А у нас бывает. Не каждый день, довольно-таки редко, и, к сожалению, чем дальше, тем реже. Но бывает же! В такие дни у Элли не работает только память, вроде как при амнезии. А чувства и мысли – все как у здорового человека. И тогда я понимаю, что все делаю правильно.
К моменту нашего возвращения в комнате Элли сервирован ужин. В такие дни, как сегодня, врачи разрешают нам есть прямо тут, а мне только это и надо. Здесь работают очень хорошие люди, я не устаю их благодарить.
Приглушенный свет, две свечи на столе и негромкая музыка. Стаканы и тарелки, правда, пластиковые, а в графине яблочный сок. Ну, правила есть правила, да Элли и не замечает. Широко раскрытыми глазами она оглядывает стол:
– Это вы все устроили?
Я киваю и пропускаю ее внутрь.
– Просто замечательно!
Я предлагаю жене руку и провожаю в комнату. Она не пытается освободиться, ей это даже нравится. Как приятно стоять вместе у открытого окна, любоваться чудесным весенним вечером, чувствовать на лице дуновение легкого ветерка. На небо выкатывается луна, мы молча наблюдаем, как все кругом озаряется ее серебристым светом.

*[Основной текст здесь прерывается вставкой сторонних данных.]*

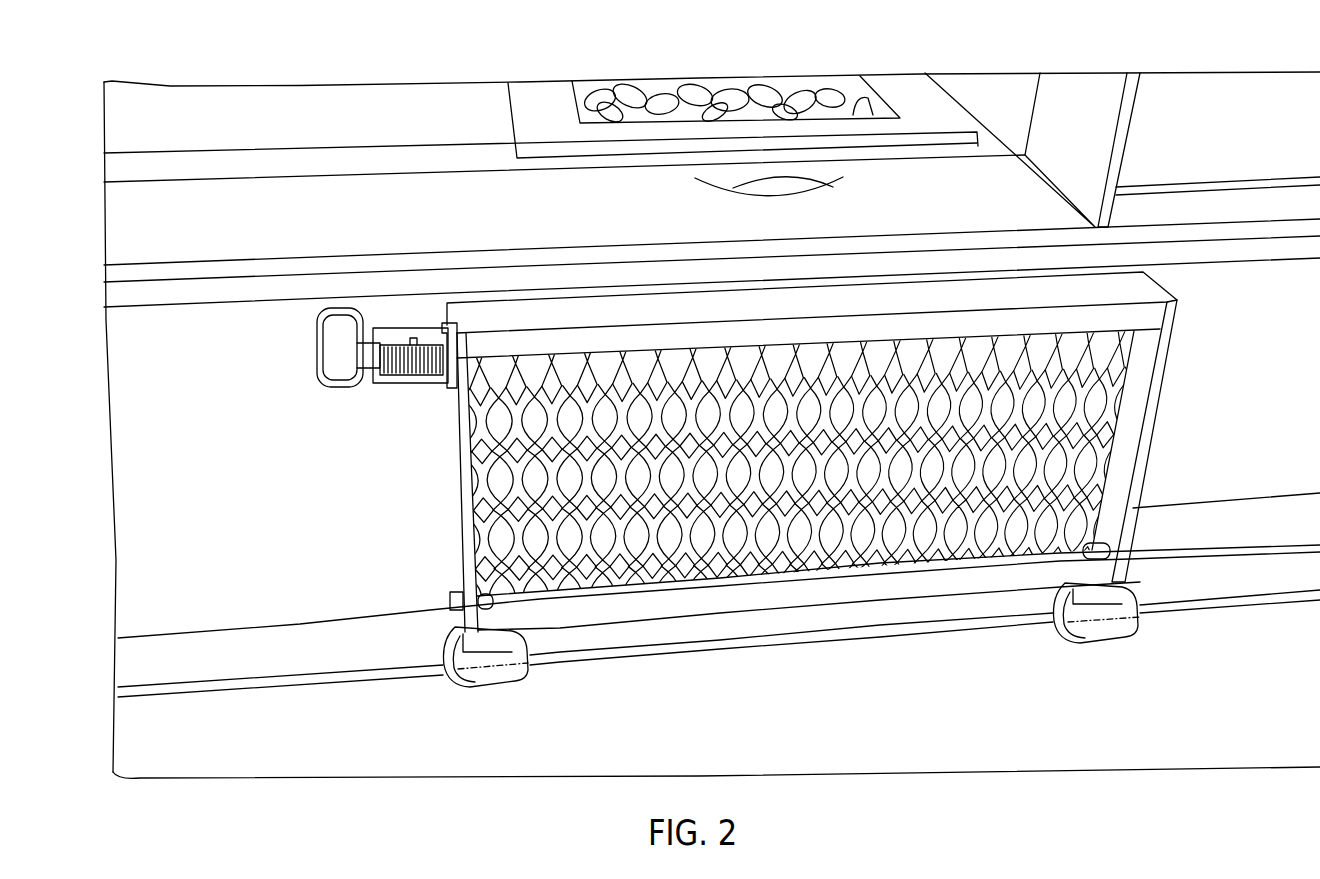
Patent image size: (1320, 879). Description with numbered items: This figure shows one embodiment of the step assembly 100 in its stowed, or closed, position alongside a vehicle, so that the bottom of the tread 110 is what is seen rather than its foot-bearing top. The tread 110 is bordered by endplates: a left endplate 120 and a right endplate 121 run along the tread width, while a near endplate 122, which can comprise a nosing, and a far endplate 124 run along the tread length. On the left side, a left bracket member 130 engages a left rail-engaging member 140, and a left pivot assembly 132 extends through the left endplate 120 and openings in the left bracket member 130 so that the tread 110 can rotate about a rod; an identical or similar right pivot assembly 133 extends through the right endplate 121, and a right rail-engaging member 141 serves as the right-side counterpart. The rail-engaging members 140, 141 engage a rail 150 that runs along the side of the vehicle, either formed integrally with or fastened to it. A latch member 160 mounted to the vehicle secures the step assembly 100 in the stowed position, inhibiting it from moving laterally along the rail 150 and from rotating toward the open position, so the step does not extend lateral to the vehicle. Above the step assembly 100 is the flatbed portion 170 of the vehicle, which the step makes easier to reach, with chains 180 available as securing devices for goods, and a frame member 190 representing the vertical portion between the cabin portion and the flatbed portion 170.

The step assembly 100 is at (688, 691).
The tread 110 is at (472, 388).
The left endplate 120 is at (465, 460).
The right endplate 121 is at (1153, 388).
The near endplate 122 is at (1153, 295).
The far endplate 124 is at (777, 625).
The left bracket member 130 is at (457, 577).
The left pivot assembly 132 is at (450, 603).
The right pivot assembly 133 is at (1082, 552).
The left rail-engaging member 140 is at (447, 635).
The right rail-engaging member 141 is at (1130, 600).
The rail 150 is at (226, 687).
The latch member 160 is at (317, 345).
The flatbed portion 170 is at (312, 98).
The chains 180 is at (745, 77).
The frame member 190 is at (1131, 74).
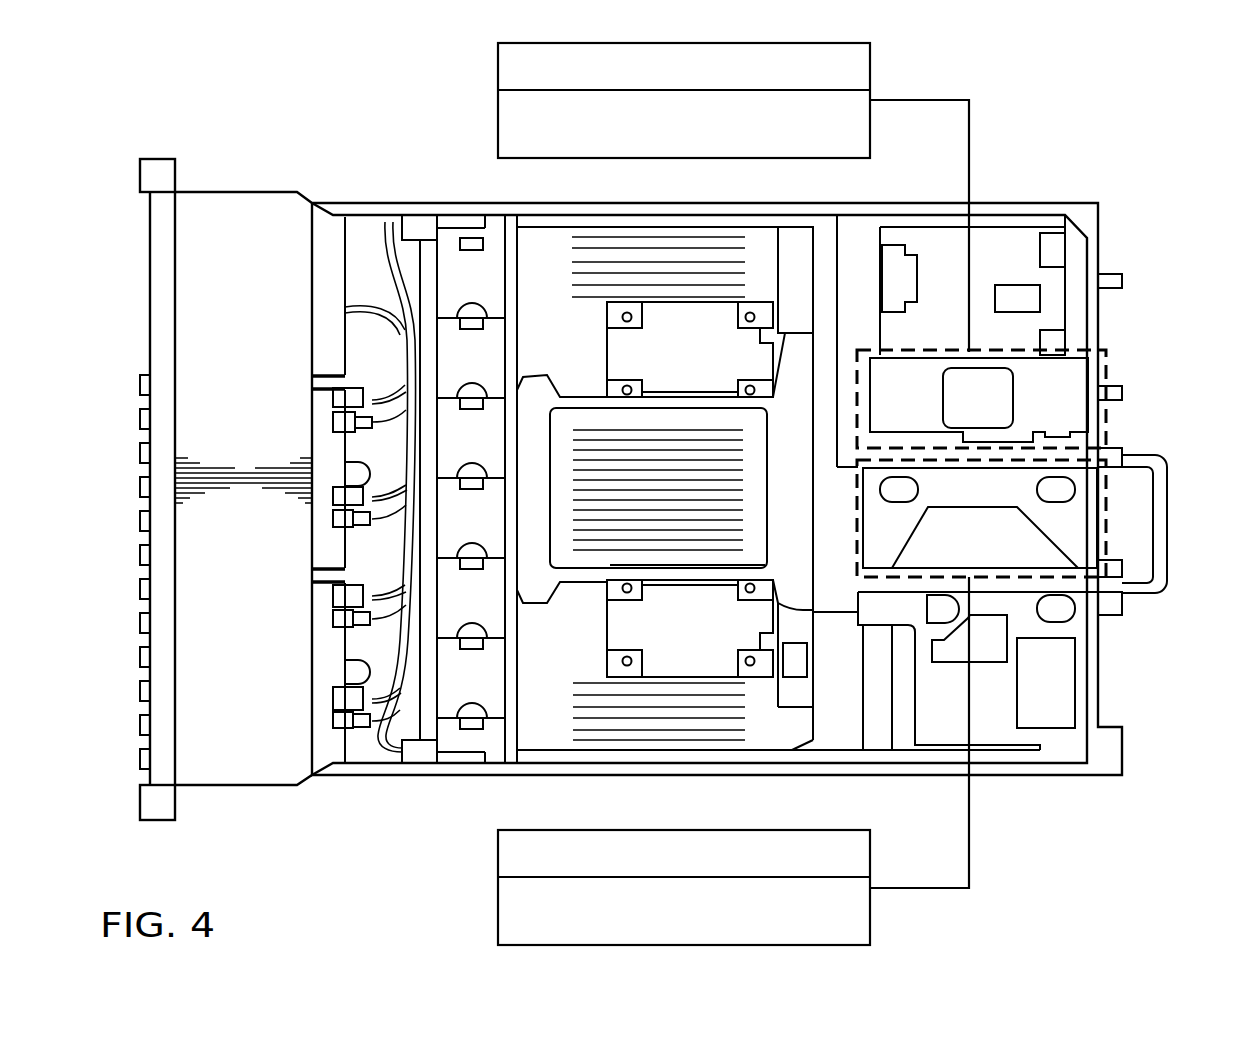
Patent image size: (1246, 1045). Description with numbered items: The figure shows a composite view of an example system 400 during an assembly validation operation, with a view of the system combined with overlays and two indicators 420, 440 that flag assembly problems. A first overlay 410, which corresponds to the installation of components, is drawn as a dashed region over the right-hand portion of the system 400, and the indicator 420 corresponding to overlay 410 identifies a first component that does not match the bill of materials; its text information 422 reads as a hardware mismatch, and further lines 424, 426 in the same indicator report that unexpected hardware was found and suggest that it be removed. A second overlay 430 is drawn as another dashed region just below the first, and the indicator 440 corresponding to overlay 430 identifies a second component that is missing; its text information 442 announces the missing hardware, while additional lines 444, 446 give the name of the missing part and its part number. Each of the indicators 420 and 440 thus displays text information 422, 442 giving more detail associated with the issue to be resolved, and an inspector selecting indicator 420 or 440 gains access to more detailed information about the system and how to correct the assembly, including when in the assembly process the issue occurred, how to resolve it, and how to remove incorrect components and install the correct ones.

The system 400 is at (1145, 76).
The first overlay 410 is at (1106, 356).
The indicator 420 is at (695, 195).
The text information 422 is at (500, 63).
The unexpected hardware found message 424 is at (500, 106).
The suggestion to remove 426 is at (500, 140).
The overlay 430 is at (1106, 518).
The indicator 440 is at (695, 763).
The text information 442 is at (500, 854).
The missing hardware name 444 is at (500, 899).
The missing hardware part number 446 is at (500, 928).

– Никогда не видела такой красоты, – говорит Элли.
– Я тоже, – соглашаюсь я, глядя, впрочем, не в окно, а на жену. Она понимает, что я имею в виду, улыбается и шепчет:
– По-моему, я знаю, с кем осталась Элли.
– Знаете?
– Да.
– С кем?
– С Ноем.
– Точно?
– Уверена.
Я смеюсь и киваю.
– Так и было, – подтверждаю я, и Элли заливается счастливым смехом.

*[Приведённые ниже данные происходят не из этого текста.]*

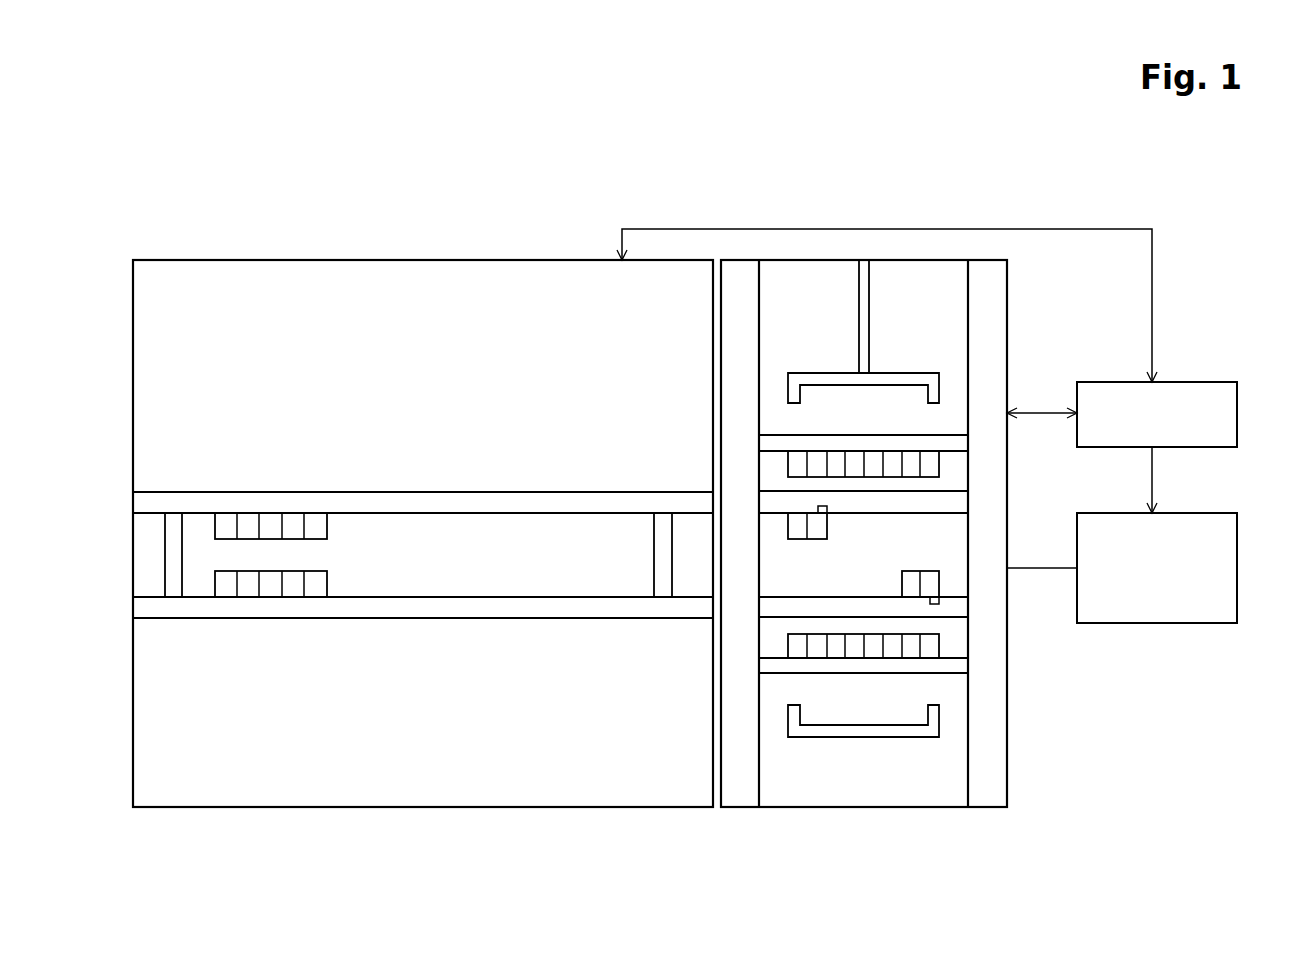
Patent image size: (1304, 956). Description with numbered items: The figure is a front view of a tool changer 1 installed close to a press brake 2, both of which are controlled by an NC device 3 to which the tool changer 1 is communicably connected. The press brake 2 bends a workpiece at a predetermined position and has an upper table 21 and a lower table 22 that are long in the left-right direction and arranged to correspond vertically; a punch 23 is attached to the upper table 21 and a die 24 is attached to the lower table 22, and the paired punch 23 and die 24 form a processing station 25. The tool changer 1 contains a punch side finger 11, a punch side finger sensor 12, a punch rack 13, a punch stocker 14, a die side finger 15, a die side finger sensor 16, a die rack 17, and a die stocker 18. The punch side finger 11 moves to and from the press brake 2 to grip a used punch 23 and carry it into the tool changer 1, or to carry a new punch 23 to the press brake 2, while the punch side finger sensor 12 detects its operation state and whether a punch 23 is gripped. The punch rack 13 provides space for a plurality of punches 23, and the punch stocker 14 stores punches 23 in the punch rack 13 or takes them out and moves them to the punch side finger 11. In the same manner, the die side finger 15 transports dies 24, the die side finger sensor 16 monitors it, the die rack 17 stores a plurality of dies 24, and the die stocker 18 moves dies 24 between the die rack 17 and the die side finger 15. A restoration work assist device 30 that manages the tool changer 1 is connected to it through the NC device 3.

Я с трудом отодвигаю для нее стул. Она садится, я – напротив. Элли протягивает мне руку, я беру ее и чувствую, как один палец поглаживает мою ладонь, совсем как раньше. Я молча смотрю на жену и вспоминаю нашу жизнь, день за днем, и эти дни становятся ярче и ближе, словно и не исчезали никуда. Даже горло сжимается, и я в который раз думаю о том, как люблю свою Элли.
– Какая же ты красивая – говорю я слегка дрожащим голосом, и Элли одними глазами отвечает мне: «Я понимаю тебя, я знаю, что ты чувствуешь». Потом опускает взгляд и долго молчит, а я гадаю, о чем она думает. Даже не гадаю, а молча жду, поглаживая ее руку. Жду с нетерпением, когда ее сердце проснется, когда оно вспомнит меня.